An audit committee is trying to find out whether top dogs at Regions delayed the relabeling of loans that were likely not going to be repaid.
Regions Bank executives could come under fire if an investigation by the bank's own board finds that they shielded bad loans from investors and the public for too long amid the financial crisis.
Citing a report from The Wall Street Journal, financial blog The Street says the execs came under scrutiny after the Federal Reserve raised concerns about the bank practices and people within the company. The Regions Financial audit committee is trying to find out whether top dogs at Regions delayed the relabeling of loans that were likely not going to be repaid:
Investigators are looking at so-called extend-and-pretend cases, in which a bank gives a borrower more time and delays reclassifying a souring loan, the Journal explained, as well as at "troubled-debt restructurings," where a bank breaks up a nonperforming loan and labels a portion of it as performing, the newspaper said.

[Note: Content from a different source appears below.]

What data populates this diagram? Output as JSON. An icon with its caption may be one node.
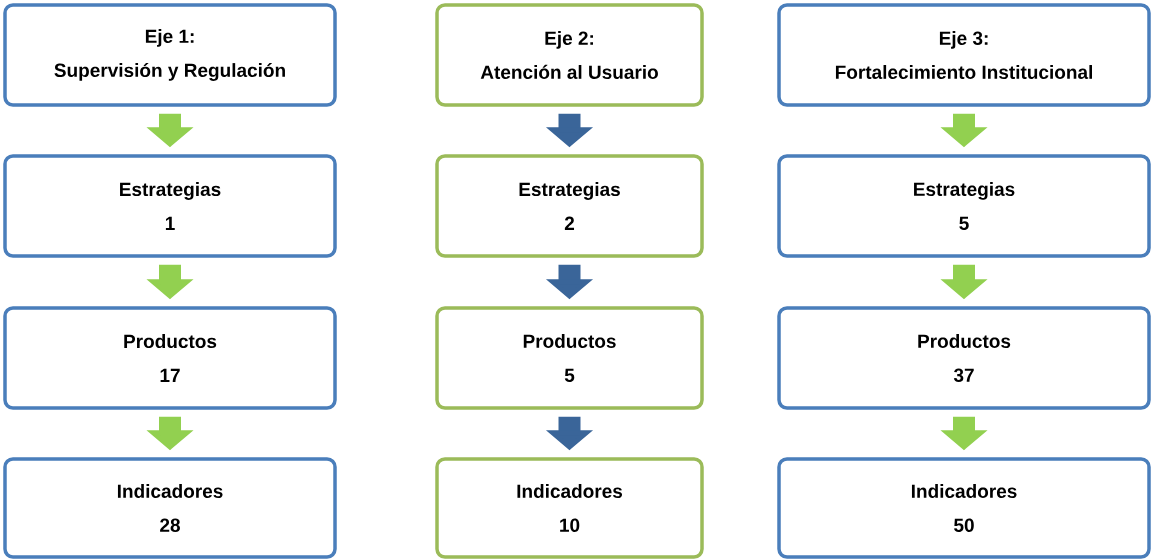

According to the Baton Rouge Business Report's daily web headlines, bad loans force banks to move more money to cash reserves, thus lowering their profit margins.
Regions, the 12th largest bank in the country and the only one of its size still receiving government assistance stemming from the recession, may also be on the verge of a $200 million settlement with the SEC to answer to civil charges of "defrauding investors in subprime securities," The Street reports.